Cheney died Monday at the age of 84, with his family saying the cause of death was “complications of pneumonia and cardiac arrest.” Gurdon said Cheney leaves behind a legacy as “one of the most powerful and most influential vice presidents of the modern era,” but has often been given more credit than due.
“Well, he was certainly an extremely strong and powerful vice president,” Gurdon said on BBC World News on Tuesday. “But he was not, as he was characterized by the Left to be, the person who was really making the decisions.”
“This was a kind of an almost cartoonish representation of the strength that he had in the Bush Administration, and it played very well into the Left-wing messaging about the administration,” Gurdon added.
“It made him look more sinister and menacing and kind of secretive, on the one hand, and it made George W. Bush, the president, look weaker and more stupid, which also was part of the way that the Left wished to portray the administration,” Gurdon continued.
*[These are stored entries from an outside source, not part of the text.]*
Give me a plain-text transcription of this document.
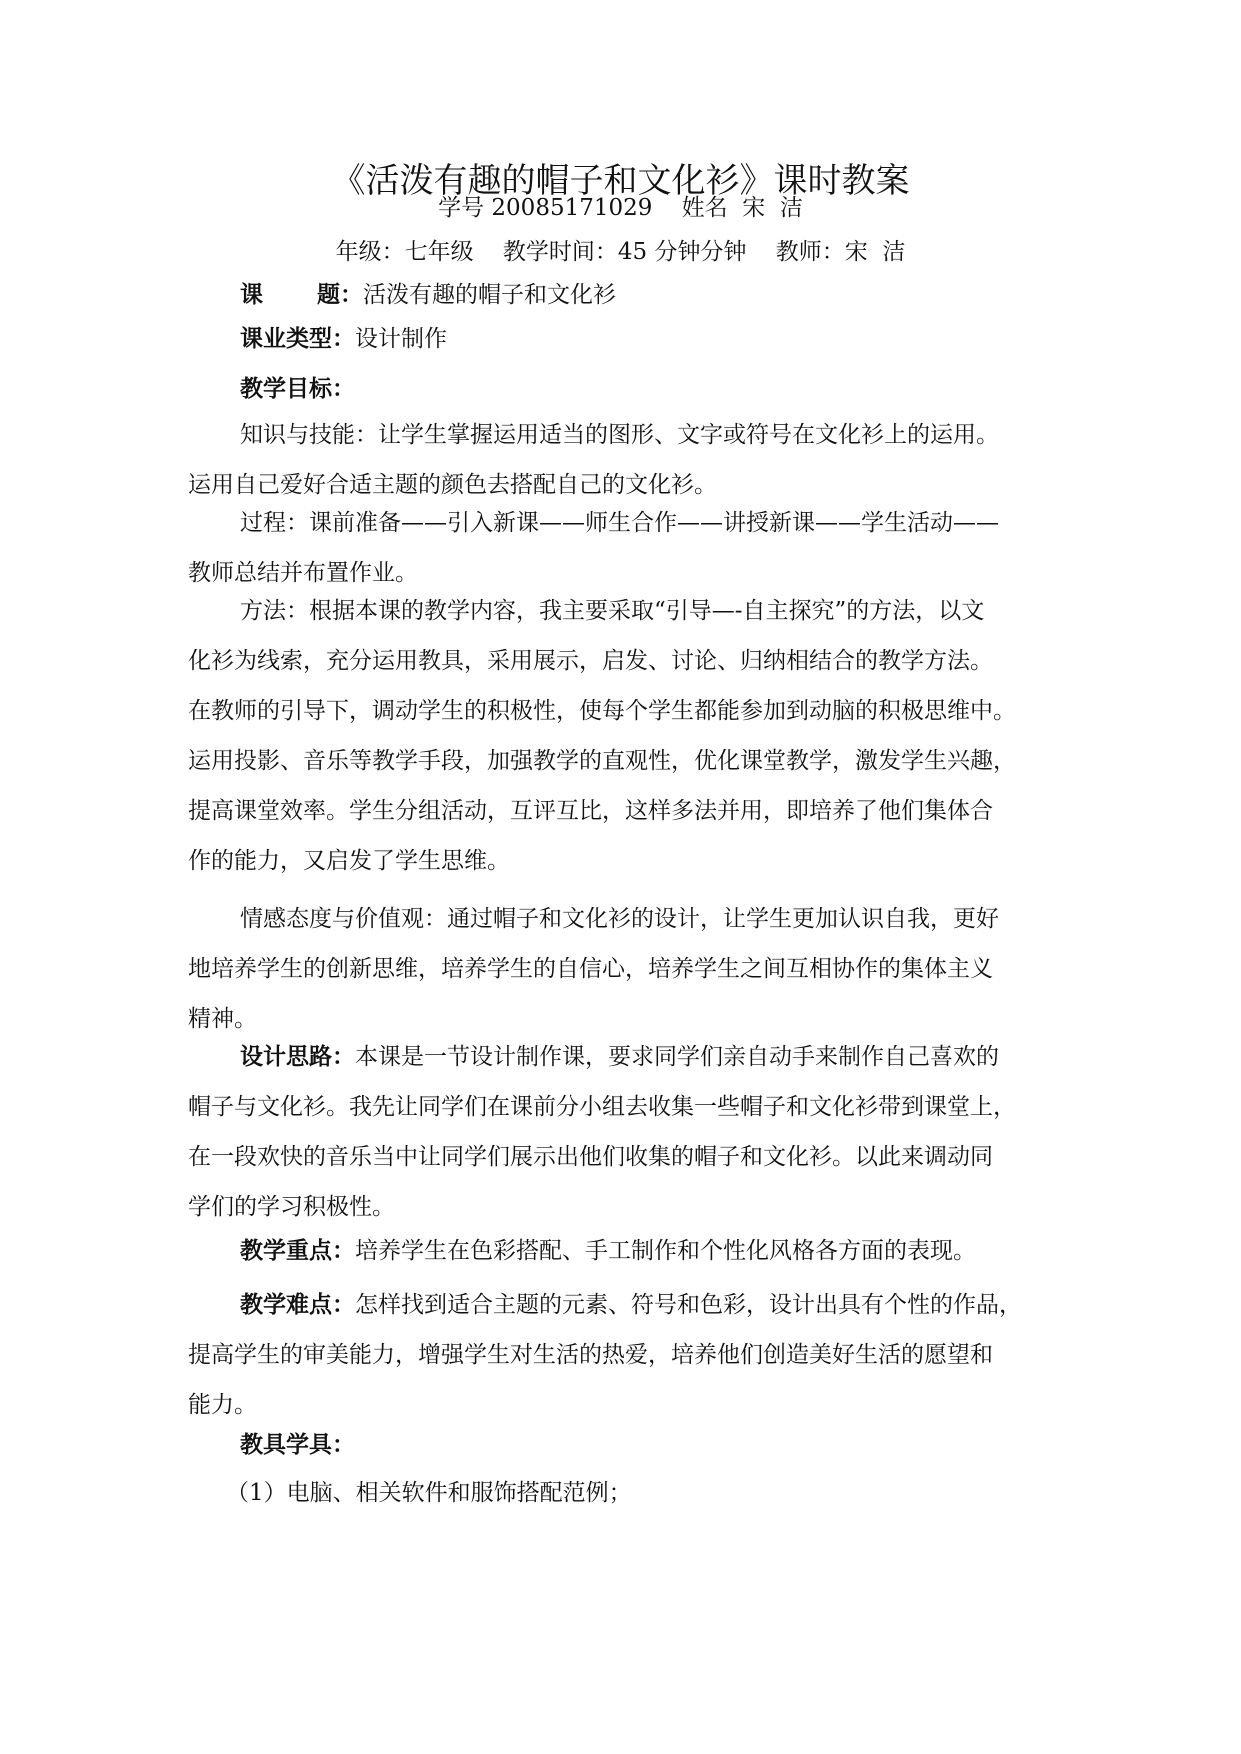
《活泼有趣的帽子和文化衫》课时教案
学号 20085171029    姓名  宋  洁
年级：七年级    教学时间：45 分钟分钟    教师：宋  洁
课 题：活泼有趣的帽子和文化衫
课业类型：设计制作
教学目标：
知识与技能：让学生掌握运用适当的图形、文字或符号在文化衫上的运用。
运用自己爱好合适主题的颜色去搭配自己的文化衫。
过程：课前准备——引入新课——师生合作——讲授新课——学生活动——
教师总结并布置作业。
方法：根据本课的教学内容，我主要采取“引导—-自主探究”的方法，以文
化衫为线索，充分运用教具，采用展示，启发、讨论、归纳相结合的教学方法。
在教师的引导下，调动学生的积极性，使每个学生都能参加到动脑的积极思维中。
运用投影、音乐等教学手段，加强教学的直观性，优化课堂教学，激发学生兴趣，
提高课堂效率。学生分组活动，互评互比，这样多法并用，即培养了他们集体合
作的能力，又启发了学生思维。
情感态度与价值观：通过帽子和文化衫的设计，让学生更加认识自我，更好
地培养学生的创新思维，培养学生的自信心，培养学生之间互相协作的集体主义
精神。
设计思路：本课是一节设计制作课，要求同学们亲自动手来制作自己喜欢的
帽子与文化衫。我先让同学们在课前分小组去收集一些帽子和文化衫带到课堂上，
在一段欢快的音乐当中让同学们展示出他们收集的帽子和文化衫。以此来调动同
学们的学习积极性。
教学重点：培养学生在色彩搭配、手工制作和个性化风格各方面的表现。
教学难点：怎样找到适合主题的元素、符号和色彩，设计出具有个性的作品，
提高学生的审美能力，增强学生对生活的热爱，培养他们创造美好生活的愿望和
能力。
教具学具：
（1）电脑、相关软件和服饰搭配范例；
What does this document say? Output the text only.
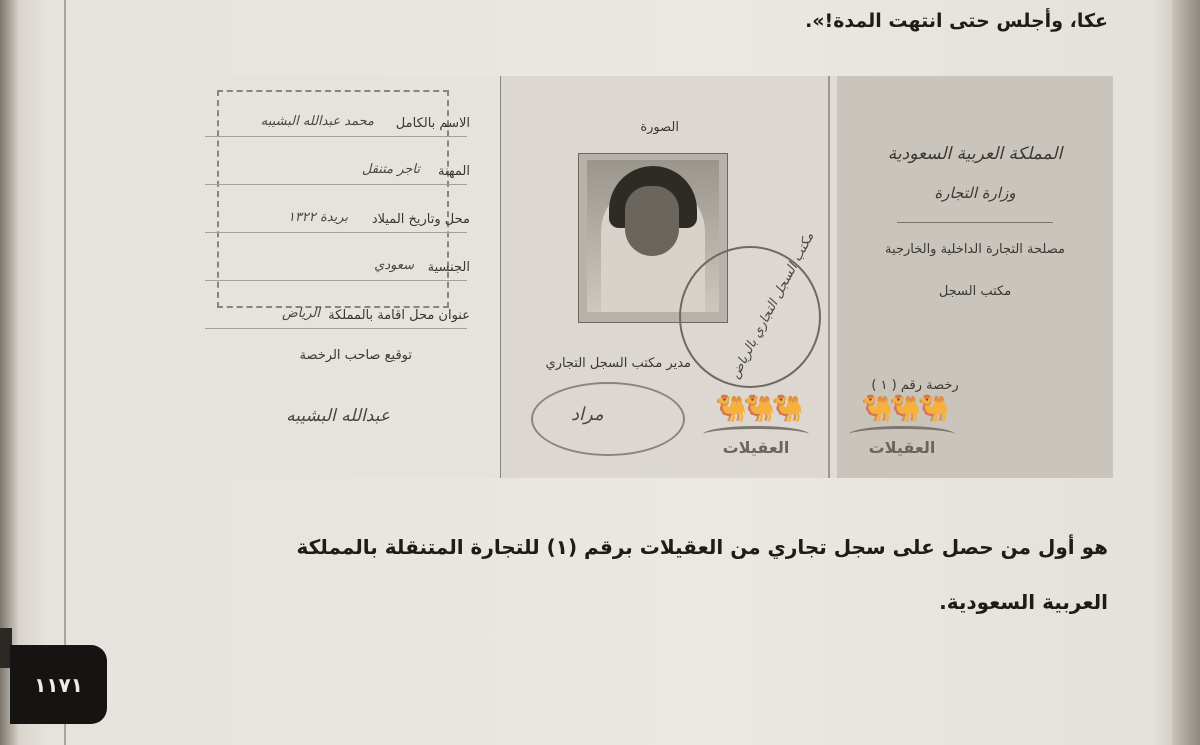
عكا، وأجلس حتى انتهت المدة!».
الاسم بالكامل
محمد عبدالله البشيبه
المهنة
تاجر متنقل
محل وتاريخ الميلاد
بريدة ١٣٢٢
الجنسية
سعودي
عنوان محل اقامة بالمملكة
الرياض
توقيع صاحب الرخصة
عبدالله البشيبه
الصورة
مكتب السجل التجاري بالرياض
مدير مكتب السجل التجاري
مراد	🐫🐫🐫
العقيلات
المملكة العربية السعودية
وزارة التجارة
مصلحة التجارة الداخلية والخارجية
مكتب السجل
رخصة رقم ( ١ )
🐫🐫🐫
العقيلات
هو أول من حصل على سجل تجاري من العقيلات برقم (١) للتجارة المتنقلة بالمملكة
العربية السعودية.
١١٧١
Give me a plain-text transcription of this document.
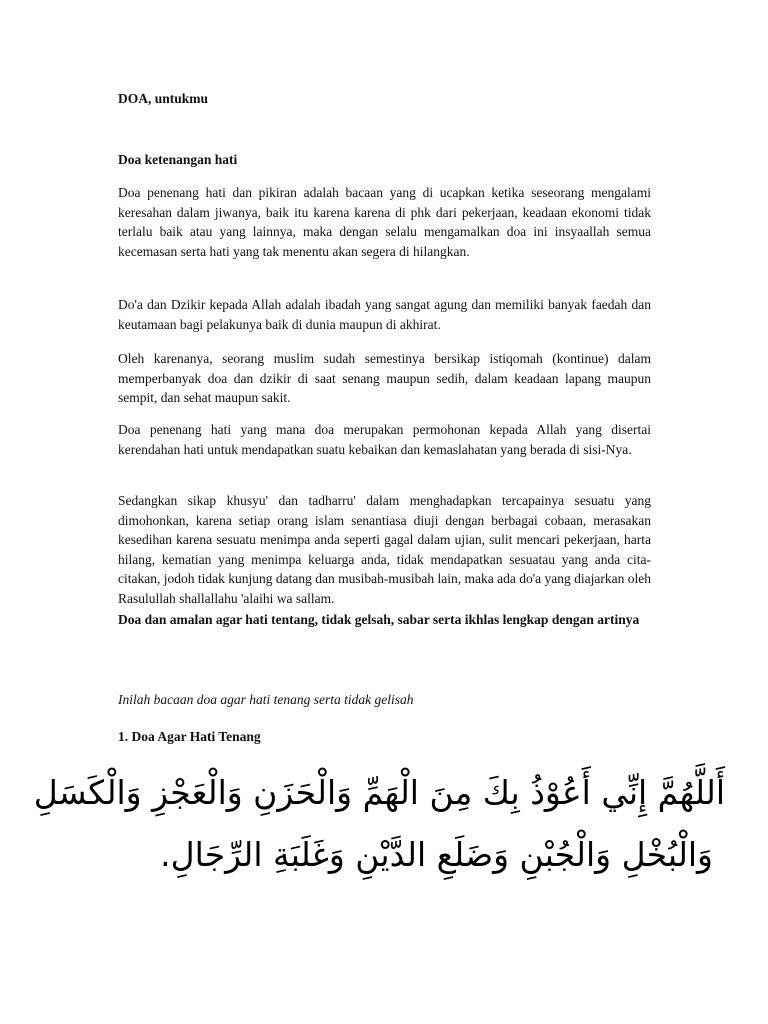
DOA, untukmu

Doa ketenangan hati

Doa penenang hati dan pikiran adalah bacaan yang di ucapkan ketika seseorang mengalami keresahan dalam jiwanya, baik itu karena karena di phk dari pekerjaan, keadaan ekonomi tidak terlalu baik atau yang lainnya, maka dengan selalu mengamalkan doa ini insyaallah semua kecemasan serta hati yang tak menentu akan segera di hilangkan.

Do'a dan Dzikir kepada Allah adalah ibadah yang sangat agung dan memiliki banyak faedah dan keutamaan bagi pelakunya baik di dunia maupun di akhirat.

Oleh karenanya, seorang muslim sudah semestinya bersikap istiqomah (kontinue) dalam memperbanyak doa dan dzikir di saat senang maupun sedih, dalam keadaan lapang maupun sempit, dan sehat maupun sakit.

Doa penenang hati yang mana doa merupakan permohonan kepada Allah yang disertai kerendahan hati untuk mendapatkan suatu kebaikan dan kemaslahatan yang berada di sisi-Nya.

Sedangkan sikap khusyu' dan tadharru' dalam menghadapkan tercapainya sesuatu yang dimohonkan, karena setiap orang islam senantiasa diuji dengan berbagai cobaan, merasakan kesedihan karena sesuatu menimpa anda seperti gagal dalam ujian, sulit mencari pekerjaan, harta hilang, kematian yang menimpa keluarga anda, tidak mendapatkan sesuatau yang anda cita-citakan, jodoh tidak kunjung datang dan musibah-musibah lain, maka ada do'a yang diajarkan oleh Rasulullah shallallahu 'alaihi wa sallam.

Doa dan amalan agar hati tentang, tidak gelsah, sabar serta ikhlas lengkap dengan artinya

Inilah bacaan doa agar hati tenang serta tidak gelisah

1. Doa Agar Hati Tenang

أَللَّهُمَّ إِنِّي أَعُوْذُ بِكَ مِنَ الْهَمِّ وَالْحَزَنِ وَالْعَجْزِ وَالْكَسَلِ
وَالْبُخْلِ وَالْجُبْنِ وَضَلَعِ الدَّيْنِ وَغَلَبَةِ الرِّجَالِ.
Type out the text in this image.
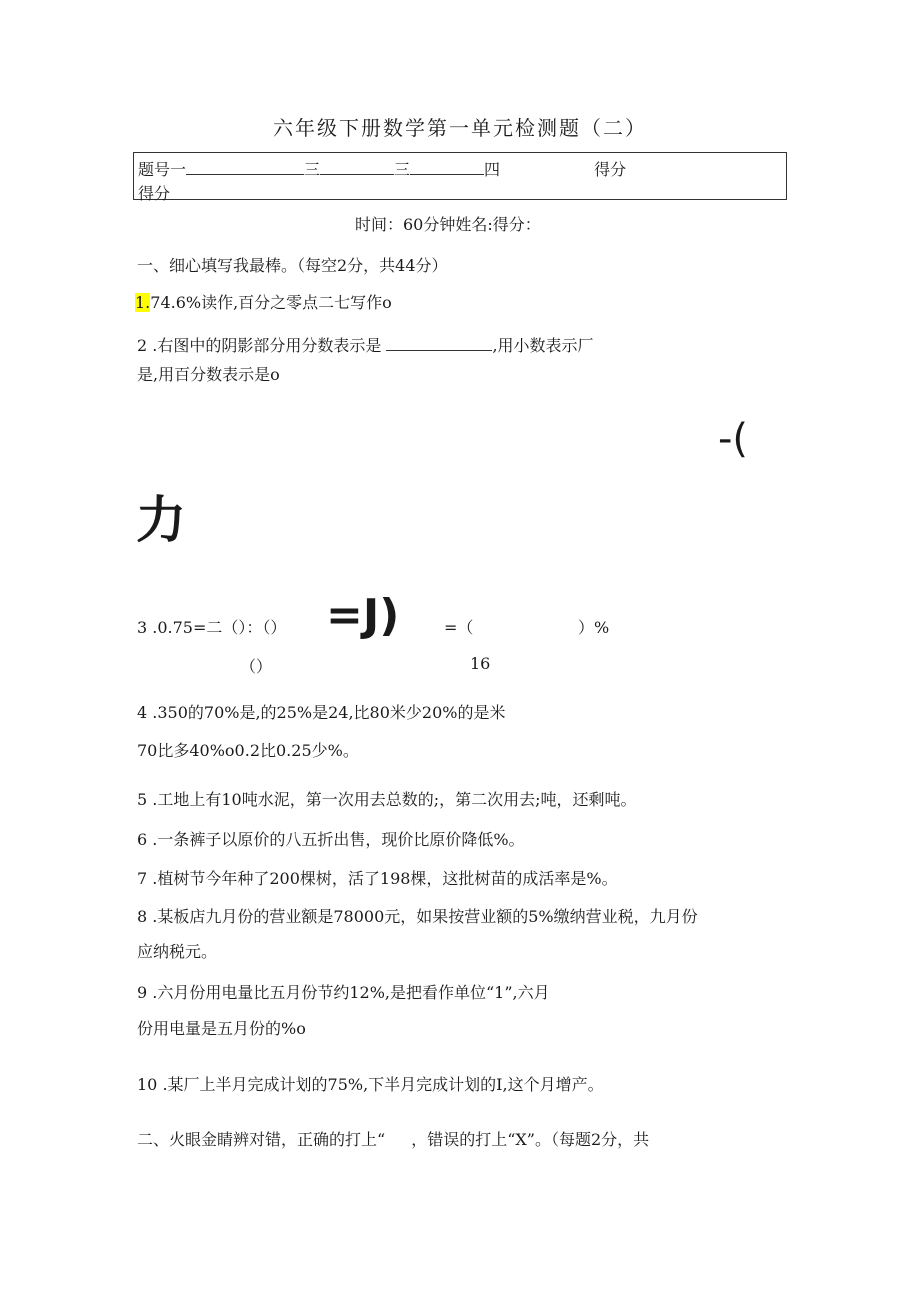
六年级下册数学第一单元检测题（二）
题号一	三	三	四	得分
得分
时间：60分钟姓名:得分：
一、细心填写我最棒。（每空2分，共44分）
1.74.6%读作,百分之零点二七写作o
2 .右图中的阴影部分用分数表示是	,用小数表示厂
是,用百分数表示是o
-(
力
3 .0.75=二（）：（） =J)	=（	）%
（）	16
4 .350的70%是,的25%是24,比80米少20%的是米
70比多40%o0.2比0.25少%。
5 .工地上有10吨水泥，第一次用去总数的;，第二次用去;吨，还剩吨。
6 .一条裤子以原价的八五折出售，现价比原价降低%。
7 .植树节今年种了200棵树，活了198棵，这批树苗的成活率是%。
8 .某板店九月份的营业额是78000元，如果按营业额的5%缴纳营业税，九月份
应纳税元。
9 .六月份用电量比五月份节约12%,是把看作单位“1”,六月
份用电量是五月份的%o
10 .某厂上半月完成计划的75%,下半月完成计划的I,这个月增产。
二、火眼金睛辨对错，正确的打上“ ，错误的打上“X”。（每题2分，共
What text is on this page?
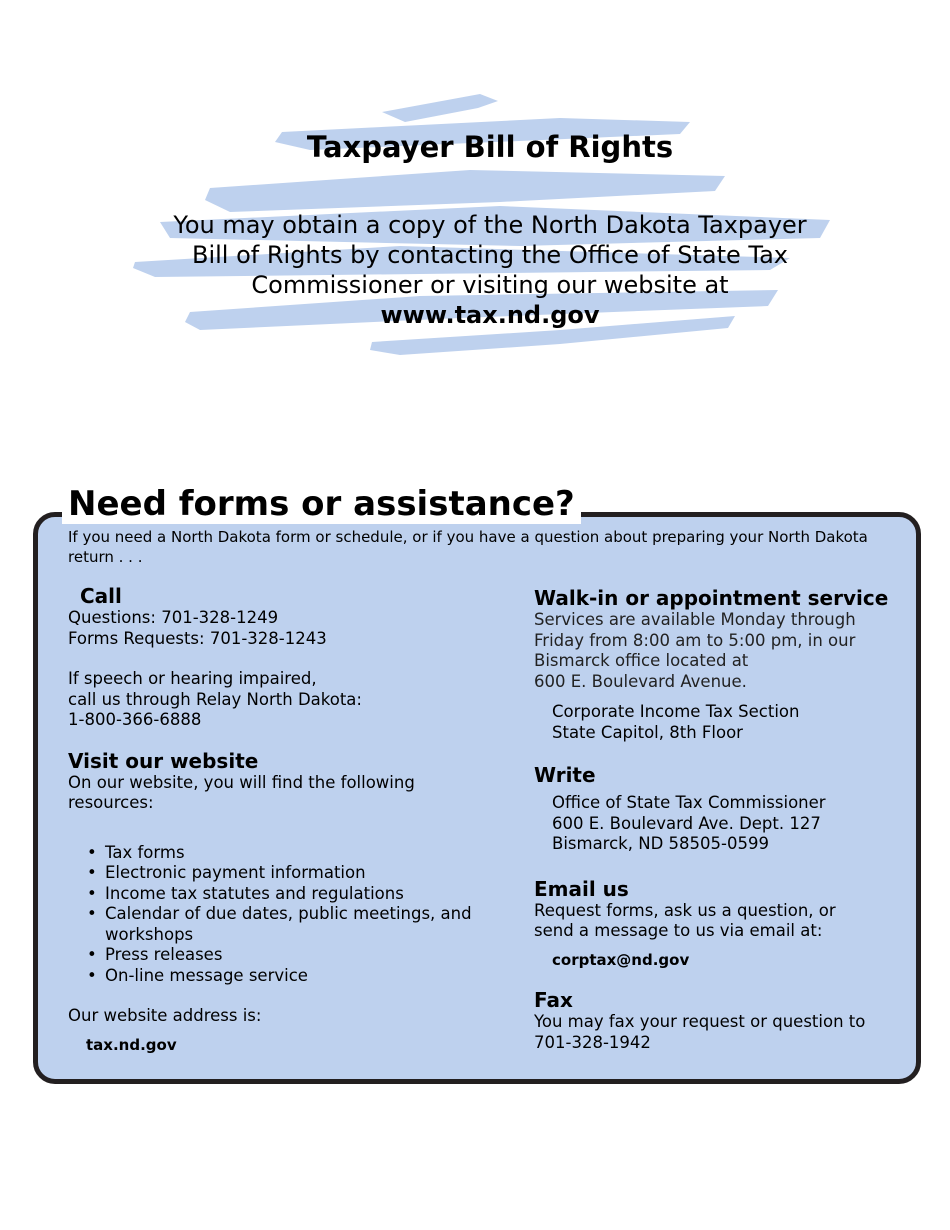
Taxpayer Bill of Rights
You may obtain a copy of the North Dakota Taxpayer
Bill of Rights by contacting the Office of State Tax
Commissioner or visiting our website at
www.tax.nd.gov
Need forms or assistance?
If you need a North Dakota form or schedule, or if you have a question about preparing your North Dakota return . . .
Call
Questions: 701-328-1249
Forms Requests: 701-328-1243
If speech or hearing impaired,
call us through Relay North Dakota:
1-800-366-6888
Visit our website
On our website, you will find the following
resources:
• Tax forms
• Electronic payment information
• Income tax statutes and regulations
• Calendar of due dates, public meetings, and workshops
• Press releases
• On-line message service
Our website address is:
tax.nd.gov
Walk-in or appointment service
Services are available Monday through
Friday from 8:00 am to 5:00 pm, in our
Bismarck office located at
600 E. Boulevard Avenue.
Corporate Income Tax Section
State Capitol, 8th Floor
Write
Office of State Tax Commissioner
600 E. Boulevard Ave. Dept. 127
Bismarck, ND 58505-0599
Email us
Request forms, ask us a question, or
send a message to us via email at:
corptax@nd.gov
Fax
You may fax your request or question to
701-328-1942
Following the riots of Jan. 6, 2021, Cheney and his daughter, former Republican Wyoming Rep. Liz Cheney, publicly condemned President Donald Trump. At the time, Liz Cheney was chairwoman of the House Republican Conference, but she faced a mutiny after bucking the party with her criticisms of Trump regarding the Capitol riots. She went on to lose her seat in 2022, despite her father making a cameo in a campaign ad on her behalf, in which he continued to criticize Trump.
According to Gurdon, when Liz Cheney lost, it represented “an almost complete break” from her father’s old Republican Party.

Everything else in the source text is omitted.